Gram had barely stopped the car, and I was stomping toward the house, when I saw Ace trot out of the barn.

"Gram!" I yelled.

"Oh my goodness. Your dad was going to pull his shoes off for the winter --"

Winter! It was barely September!

" -- and had him tied in the barn. Seems like he's finally learned to untie knots as well as pick locks." Gram shook her head. "Well, you'd better go catch your horse."

I was tired and hot and cranky, but suddenly, none of that mattered.

Ace might look like an ordinary brown horse to most people, but I'll tell you the truth: he is full of mustang magic.

I couldn't stay mad when I looked at him.

Ace pranced toward me, neck so arched it looked like he was pushing the white star on his forehead. The sun made his neck so glossy, his BLM brand hardly showed and his black mane rose and fell like a crow's wing.

He slid to a perfect cowpony stop right in front of me, creating a dirt shower that made me cough.

"Your school clothes!" Gram sounded like she was in total despair, so I guess she hadn't noticed my white skirt was already messed up.

And I know she couldn't see Ace's eyes dancing, all brown and teasing, daring me to stay in a bad mood.

"I see you learned something new today?"

Ace answered by nudging my shoulder so hard, I stumbled out of one shoe.

Might as well kick off the other, I thought, and it went whirling over Ace's back just as my perfect mustang angled himself in my path, inviting me to climb on.
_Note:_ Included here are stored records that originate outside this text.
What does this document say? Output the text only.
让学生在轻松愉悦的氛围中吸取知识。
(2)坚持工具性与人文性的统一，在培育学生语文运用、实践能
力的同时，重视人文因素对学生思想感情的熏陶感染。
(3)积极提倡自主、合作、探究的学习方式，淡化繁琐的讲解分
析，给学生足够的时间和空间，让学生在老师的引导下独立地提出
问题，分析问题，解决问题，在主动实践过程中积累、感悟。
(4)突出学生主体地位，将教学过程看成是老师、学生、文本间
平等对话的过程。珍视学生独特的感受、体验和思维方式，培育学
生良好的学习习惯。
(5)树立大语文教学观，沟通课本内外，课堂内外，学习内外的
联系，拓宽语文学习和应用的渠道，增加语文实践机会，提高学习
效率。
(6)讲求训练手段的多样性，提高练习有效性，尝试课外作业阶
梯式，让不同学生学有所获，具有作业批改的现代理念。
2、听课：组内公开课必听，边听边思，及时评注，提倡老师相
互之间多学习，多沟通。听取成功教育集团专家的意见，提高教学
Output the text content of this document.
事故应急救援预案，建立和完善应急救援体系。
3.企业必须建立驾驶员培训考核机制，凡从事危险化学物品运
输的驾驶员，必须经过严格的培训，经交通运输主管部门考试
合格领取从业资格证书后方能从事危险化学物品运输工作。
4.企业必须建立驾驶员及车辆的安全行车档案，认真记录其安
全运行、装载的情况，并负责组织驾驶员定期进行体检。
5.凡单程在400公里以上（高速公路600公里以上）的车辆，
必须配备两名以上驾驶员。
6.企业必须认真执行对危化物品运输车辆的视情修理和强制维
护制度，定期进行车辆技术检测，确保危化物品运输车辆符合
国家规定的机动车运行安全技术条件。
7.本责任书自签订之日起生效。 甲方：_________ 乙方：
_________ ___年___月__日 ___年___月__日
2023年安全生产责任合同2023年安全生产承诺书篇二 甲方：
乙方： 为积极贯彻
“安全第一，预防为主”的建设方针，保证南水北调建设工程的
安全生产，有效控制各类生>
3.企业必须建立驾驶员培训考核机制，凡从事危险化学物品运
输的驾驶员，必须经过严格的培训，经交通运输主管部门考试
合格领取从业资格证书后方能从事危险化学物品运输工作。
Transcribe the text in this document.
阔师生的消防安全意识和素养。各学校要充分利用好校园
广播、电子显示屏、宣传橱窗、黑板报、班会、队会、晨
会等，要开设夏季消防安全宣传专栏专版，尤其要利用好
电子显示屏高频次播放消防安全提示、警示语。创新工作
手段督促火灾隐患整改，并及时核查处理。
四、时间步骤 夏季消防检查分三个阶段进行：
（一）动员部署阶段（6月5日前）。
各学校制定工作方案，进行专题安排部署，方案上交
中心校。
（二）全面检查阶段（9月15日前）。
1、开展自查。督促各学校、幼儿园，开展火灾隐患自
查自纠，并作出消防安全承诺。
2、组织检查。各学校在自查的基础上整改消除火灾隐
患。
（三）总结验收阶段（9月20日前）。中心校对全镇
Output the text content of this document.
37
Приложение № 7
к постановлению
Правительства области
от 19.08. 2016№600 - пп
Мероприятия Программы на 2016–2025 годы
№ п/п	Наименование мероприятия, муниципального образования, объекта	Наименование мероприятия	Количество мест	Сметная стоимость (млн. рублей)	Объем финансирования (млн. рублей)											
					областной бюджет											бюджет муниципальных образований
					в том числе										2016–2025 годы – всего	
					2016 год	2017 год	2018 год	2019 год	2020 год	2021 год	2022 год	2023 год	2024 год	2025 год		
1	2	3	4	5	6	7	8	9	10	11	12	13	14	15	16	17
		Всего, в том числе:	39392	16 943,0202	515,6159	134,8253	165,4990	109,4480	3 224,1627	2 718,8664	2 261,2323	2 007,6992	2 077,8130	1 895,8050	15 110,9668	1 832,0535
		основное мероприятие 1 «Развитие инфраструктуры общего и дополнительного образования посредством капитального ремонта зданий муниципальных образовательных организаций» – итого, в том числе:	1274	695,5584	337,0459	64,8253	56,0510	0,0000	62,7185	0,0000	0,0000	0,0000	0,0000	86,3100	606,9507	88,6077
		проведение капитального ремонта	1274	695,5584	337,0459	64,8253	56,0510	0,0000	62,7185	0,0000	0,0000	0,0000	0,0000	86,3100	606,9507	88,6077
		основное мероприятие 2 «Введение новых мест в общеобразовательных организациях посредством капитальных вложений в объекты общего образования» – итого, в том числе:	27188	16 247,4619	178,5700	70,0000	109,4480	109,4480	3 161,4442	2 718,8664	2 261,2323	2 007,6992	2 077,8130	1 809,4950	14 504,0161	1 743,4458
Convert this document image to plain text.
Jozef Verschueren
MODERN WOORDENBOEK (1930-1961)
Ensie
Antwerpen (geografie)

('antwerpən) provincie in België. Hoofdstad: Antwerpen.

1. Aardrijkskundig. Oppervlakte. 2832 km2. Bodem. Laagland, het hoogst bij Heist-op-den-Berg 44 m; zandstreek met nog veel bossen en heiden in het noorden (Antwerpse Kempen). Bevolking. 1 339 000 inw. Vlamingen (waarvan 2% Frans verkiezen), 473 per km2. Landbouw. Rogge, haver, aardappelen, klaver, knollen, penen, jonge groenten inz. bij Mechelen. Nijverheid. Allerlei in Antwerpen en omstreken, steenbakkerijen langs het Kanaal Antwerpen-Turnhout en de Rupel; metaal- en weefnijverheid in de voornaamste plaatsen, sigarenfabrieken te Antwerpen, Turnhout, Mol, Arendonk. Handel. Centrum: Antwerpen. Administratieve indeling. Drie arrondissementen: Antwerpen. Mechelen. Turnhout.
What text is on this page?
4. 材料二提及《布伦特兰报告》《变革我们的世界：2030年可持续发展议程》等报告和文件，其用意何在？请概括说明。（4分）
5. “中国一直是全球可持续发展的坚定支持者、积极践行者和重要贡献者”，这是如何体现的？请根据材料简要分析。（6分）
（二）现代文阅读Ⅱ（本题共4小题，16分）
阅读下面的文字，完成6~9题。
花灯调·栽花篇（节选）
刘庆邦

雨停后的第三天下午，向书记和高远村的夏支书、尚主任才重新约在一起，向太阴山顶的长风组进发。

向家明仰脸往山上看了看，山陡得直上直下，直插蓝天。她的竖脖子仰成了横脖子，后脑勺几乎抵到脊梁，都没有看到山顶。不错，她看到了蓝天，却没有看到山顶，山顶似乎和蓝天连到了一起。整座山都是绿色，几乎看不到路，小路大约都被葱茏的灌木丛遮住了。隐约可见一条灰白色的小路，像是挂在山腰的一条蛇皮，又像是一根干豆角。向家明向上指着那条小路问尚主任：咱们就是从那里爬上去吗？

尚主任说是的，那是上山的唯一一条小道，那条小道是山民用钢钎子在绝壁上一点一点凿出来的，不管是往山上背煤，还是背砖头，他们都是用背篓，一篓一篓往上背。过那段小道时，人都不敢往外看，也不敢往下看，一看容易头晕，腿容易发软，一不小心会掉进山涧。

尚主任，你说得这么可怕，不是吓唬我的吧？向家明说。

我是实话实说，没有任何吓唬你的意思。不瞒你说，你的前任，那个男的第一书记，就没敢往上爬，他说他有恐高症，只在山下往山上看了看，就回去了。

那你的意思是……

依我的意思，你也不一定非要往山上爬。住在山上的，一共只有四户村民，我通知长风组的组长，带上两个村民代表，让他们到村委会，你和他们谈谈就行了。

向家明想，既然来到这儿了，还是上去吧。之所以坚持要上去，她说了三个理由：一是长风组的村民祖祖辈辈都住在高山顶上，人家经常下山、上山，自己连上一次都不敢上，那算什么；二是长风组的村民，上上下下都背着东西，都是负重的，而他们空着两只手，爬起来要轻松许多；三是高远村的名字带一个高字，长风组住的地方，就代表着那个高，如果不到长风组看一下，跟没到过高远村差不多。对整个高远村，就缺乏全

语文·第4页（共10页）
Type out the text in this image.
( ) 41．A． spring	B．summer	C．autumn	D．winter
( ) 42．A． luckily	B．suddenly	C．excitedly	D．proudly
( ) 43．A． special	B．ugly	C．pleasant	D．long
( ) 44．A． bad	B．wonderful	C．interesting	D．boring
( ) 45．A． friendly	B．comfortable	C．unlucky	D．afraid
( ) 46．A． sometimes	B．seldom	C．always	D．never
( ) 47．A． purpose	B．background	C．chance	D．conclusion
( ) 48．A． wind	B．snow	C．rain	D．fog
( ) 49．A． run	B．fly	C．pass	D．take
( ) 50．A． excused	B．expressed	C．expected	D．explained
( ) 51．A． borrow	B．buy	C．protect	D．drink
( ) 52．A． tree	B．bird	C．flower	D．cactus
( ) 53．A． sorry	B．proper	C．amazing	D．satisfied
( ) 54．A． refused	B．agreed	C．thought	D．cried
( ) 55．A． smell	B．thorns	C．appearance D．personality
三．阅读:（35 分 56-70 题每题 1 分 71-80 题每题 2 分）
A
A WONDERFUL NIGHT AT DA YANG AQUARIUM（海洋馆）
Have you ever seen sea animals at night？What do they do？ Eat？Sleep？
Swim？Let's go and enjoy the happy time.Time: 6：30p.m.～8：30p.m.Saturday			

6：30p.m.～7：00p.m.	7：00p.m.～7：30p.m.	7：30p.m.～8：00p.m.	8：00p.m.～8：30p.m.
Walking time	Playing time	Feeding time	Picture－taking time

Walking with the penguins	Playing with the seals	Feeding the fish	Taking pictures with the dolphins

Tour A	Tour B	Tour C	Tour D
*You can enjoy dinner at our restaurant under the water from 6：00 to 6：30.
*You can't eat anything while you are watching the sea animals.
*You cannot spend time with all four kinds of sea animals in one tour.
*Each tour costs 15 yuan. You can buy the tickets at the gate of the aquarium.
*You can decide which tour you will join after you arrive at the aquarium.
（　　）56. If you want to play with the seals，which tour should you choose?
I grabbed the lead rope and a handful of mane and bounced onto his bare, dusty back. Ace's ears pricked up and he swung his head around in time to see Dad coming around the side of the barn with his hands on hips, looking hot and irritated.

My white skirt wasn't made for riding, but when Ace made his getaway, I hung on.

There was shouting going on behind us, but Ace was headed for La Charla, and the river's chitchat had never sounded sweeter.

A breeze swirled orange and gold leaves around us, and Ace slowed down, picking his way over round river rocks, and I remembered one of Dad's sayings.

It was, "There's nothing better for the inside of a man than the outside of a horse." Or something like that, and as Ace and I splashed into the river, I decided that went double for girls.